Dan ironinya, ternyata pasangan tersebut tidak melakukan perbuatan mesum seperti yang banyak dituduhkan.
Seperti yang dikatakan Kepala Polres Kabupaten Tangerang AKBP Sabilul dalam kompas.com, kronologi peristiwa yang terjadi pada Sabtu (11/11/2017) malam itu, awalnya, perempuan berinisial MA minta dibawakan makanan oleh R, pacarnya. Sekitar pukul 22.00 WIB, R tiba di kontrakan MA untuk mengantarkan makanan. Keduanya masuk ke dalam kontrakan untuk menyantap makan malam bersama.
“Ketua RT berinisial T menggedor pintu (kontrakan MA), pintunya tidak tertutup rapat,” ujar Sabilul dalam akun instagramnya, @m.sabilul_alif, Selasa (14/11/2017).
Menurut Sabilul, saat itu T datang bersama dua orang lainnya berinisial G dan NA. Usai menggedor pintu dan masuk ke dalam kontrakan, ketiga orang itu memaksa R dan MA mengakui mereka telah berbuat mesum.
Tidak hanya memaksa mengaku tetapi mereka sudah melakukan kekerasan mencekik, menempeleng dan menganiaya sampai akhirnya melucuti pakaian keduanya. Meskipun ketika mereka menggedor pintu dan masuk, keduanya sedang tidak berbuat mesum tetapi tetap dianggap berbuat mesum. Kata Sabilul, warga salah paham lantaran mendapati pasangan itu berada dalam satu kontrakan pada malam hari.
Bukan Peristiwa Pertama
Peristiwa seperti ini sebetulnya bukan yang pertama kali. Masyarakat seperti menjadi polisi moral ketika ada perempuan dan laki-laki dalam satu rumah. Mereka menjadi kepo, merasa berhak menghakimi dan ingin tahu. Mereka cenderung berpikiran mesum dan berimaginasi adanya ‘seks liar’ di dalamnya. Selalu bersemangat menelanjangi tanpa memberikan kesempatan untuk membela diri.

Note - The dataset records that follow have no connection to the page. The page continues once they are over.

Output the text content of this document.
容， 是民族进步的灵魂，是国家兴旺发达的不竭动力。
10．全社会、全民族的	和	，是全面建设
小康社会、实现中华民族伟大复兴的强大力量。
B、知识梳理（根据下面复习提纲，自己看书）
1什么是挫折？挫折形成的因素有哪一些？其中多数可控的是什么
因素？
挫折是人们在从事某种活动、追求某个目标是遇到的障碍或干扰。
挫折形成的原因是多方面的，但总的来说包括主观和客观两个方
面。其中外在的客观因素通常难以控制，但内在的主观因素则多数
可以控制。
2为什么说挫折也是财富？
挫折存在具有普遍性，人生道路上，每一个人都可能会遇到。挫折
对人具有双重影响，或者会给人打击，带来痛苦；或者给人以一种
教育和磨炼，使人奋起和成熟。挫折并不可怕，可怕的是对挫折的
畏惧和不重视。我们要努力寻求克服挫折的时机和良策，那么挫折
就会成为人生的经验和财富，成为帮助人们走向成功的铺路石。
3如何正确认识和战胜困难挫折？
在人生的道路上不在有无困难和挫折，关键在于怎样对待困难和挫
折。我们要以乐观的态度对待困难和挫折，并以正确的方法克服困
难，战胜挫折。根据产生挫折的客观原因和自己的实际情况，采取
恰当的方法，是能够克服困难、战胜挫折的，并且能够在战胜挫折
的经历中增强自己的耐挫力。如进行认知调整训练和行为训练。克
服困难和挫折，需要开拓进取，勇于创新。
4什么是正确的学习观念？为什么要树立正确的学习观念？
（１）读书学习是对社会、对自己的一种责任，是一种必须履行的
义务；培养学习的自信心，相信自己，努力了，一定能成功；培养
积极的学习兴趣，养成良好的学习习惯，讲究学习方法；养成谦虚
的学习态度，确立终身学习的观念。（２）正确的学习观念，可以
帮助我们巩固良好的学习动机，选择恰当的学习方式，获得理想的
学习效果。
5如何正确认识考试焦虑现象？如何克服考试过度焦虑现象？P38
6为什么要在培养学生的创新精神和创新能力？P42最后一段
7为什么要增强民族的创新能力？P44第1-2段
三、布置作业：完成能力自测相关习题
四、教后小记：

Alasan yang selalu diungkapkan adalah agar mereka jera, dan untuk menjaga ketertiban kampung. Apa benar mereka ingin menjaga ketertiban kampung? Atau sebenarnya mereka ingin mencocokkan imaginasi liar mereka tentang tubuh perempuan dan ingin melihat serta menelanjangi?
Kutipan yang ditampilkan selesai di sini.